Dikutip dari laman Fakultas Kedokteran Universitas Airlangga, fenomena hustle culture ini pertama kali ditemukan pada tahun 1971 dan semakin berkembang pesat, terutama di kalangan milenial.
Namun, di masa sekarang, saat pandemi Covid-19 menggila di seluruh dunia dan maraknya seruan untuk tetap melakukan kegiatan produktif dari rumah, membuat tren hustle culture juga menyerang generasi Z yang sebagian besar adalah para mahasiswa.
Hustle culture seolah menjadi budaya dan tren baru di tengah kehidupan kaum muda saat ini. Produktivitas yang berlebih dianggap menjadi tolak ukur untuk menggapai kesuksesan.
Semakin banyak waktu yang digunakan untuk bekerja, kian dekat dengan jalan kesuksesan meskipun harus melakukan kegiatan di luar porsinya. Fenomena hustle culture ini justru membuat kalangan anak muda, terutama para mahasiswa di Indonesia merasa bangga jika dilihat selalu sibuk atau over work.

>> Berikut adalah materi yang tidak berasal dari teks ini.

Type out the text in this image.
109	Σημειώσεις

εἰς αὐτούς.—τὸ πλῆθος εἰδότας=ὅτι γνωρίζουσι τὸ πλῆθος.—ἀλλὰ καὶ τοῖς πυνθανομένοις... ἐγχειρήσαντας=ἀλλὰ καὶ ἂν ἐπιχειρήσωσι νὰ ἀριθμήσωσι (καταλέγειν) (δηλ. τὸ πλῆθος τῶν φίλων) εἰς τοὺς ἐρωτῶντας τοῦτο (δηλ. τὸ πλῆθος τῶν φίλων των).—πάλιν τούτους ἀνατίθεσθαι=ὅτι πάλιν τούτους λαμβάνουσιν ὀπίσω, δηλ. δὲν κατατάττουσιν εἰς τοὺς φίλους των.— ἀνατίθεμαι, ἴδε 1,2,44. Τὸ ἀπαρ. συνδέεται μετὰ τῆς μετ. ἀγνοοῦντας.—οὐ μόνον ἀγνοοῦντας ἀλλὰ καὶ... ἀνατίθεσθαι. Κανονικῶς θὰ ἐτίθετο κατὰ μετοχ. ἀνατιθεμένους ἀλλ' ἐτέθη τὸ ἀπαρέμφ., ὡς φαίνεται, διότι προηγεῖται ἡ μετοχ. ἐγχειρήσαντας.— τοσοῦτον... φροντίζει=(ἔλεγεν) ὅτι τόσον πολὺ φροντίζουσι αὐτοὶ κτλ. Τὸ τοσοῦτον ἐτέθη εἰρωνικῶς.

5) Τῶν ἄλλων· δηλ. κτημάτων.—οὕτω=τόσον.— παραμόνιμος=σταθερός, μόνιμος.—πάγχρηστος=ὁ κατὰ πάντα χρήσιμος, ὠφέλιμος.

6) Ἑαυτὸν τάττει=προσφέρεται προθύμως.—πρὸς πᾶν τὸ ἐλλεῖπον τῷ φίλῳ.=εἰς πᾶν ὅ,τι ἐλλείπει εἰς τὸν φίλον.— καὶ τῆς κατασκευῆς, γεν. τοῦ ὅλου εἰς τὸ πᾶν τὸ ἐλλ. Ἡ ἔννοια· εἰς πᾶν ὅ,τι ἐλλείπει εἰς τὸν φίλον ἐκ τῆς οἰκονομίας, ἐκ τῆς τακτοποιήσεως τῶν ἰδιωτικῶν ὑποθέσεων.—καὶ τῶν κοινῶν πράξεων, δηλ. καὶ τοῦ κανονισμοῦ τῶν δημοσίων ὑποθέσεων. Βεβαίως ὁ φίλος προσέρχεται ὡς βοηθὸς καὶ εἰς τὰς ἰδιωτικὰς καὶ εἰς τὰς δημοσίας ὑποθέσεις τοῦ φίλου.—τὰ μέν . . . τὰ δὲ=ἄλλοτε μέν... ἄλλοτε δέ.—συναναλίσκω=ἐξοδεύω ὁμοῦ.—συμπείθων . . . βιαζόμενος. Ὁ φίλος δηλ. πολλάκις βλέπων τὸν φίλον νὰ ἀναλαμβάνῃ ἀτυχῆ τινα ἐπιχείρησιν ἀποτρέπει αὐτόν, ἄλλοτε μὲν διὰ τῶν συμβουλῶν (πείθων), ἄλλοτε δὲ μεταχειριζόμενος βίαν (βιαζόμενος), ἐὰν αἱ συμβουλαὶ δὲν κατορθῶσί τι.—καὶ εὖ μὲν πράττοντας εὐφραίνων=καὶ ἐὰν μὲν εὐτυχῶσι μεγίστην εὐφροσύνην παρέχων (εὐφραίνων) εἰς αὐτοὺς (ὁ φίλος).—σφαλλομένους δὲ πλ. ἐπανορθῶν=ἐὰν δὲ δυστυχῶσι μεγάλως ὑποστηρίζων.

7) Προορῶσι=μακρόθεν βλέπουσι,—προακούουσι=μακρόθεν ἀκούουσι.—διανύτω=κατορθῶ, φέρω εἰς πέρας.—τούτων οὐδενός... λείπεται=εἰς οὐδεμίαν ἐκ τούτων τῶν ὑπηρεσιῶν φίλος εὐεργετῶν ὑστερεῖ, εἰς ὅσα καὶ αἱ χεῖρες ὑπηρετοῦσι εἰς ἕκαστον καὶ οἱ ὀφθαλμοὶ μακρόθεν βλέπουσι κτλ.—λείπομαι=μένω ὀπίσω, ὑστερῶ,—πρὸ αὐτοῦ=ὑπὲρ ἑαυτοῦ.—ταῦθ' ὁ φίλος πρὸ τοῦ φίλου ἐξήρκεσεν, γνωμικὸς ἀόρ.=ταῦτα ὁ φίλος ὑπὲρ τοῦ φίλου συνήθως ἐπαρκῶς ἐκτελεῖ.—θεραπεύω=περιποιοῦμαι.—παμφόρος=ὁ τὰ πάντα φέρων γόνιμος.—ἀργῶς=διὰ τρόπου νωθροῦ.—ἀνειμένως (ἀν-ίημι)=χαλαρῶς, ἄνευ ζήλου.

Kegiatan yang dilakukan dalam waktu bersamaan dan menuntut untuk seseorang menjadi multitasking hanya akan mempengaruhi kualitas pekerjaan yang dilakukan dan juga berisiko buruk bagi kesehatan.
Fenomena hustle culture saat ini banyak menjerat mahasiswa di Indonesia. Selama pandemi Covid-19 dan seluruh kegiatan pembelajaran dilaksanakan secara jarak jauh, membuat mahasiswa banyak melakukan kegiatan lain di luar kegiatan akademik secara berlebihan.
Organisasi, kepanitiaan, unit kegiatan mahasiswa, volunteer, magang, hingga bekerja yang banyak dilakukan mahasiswa bahkan dalam waktu bersamaan, beriringan dengan berbagai kegiatan pembelajaran sehari-hari.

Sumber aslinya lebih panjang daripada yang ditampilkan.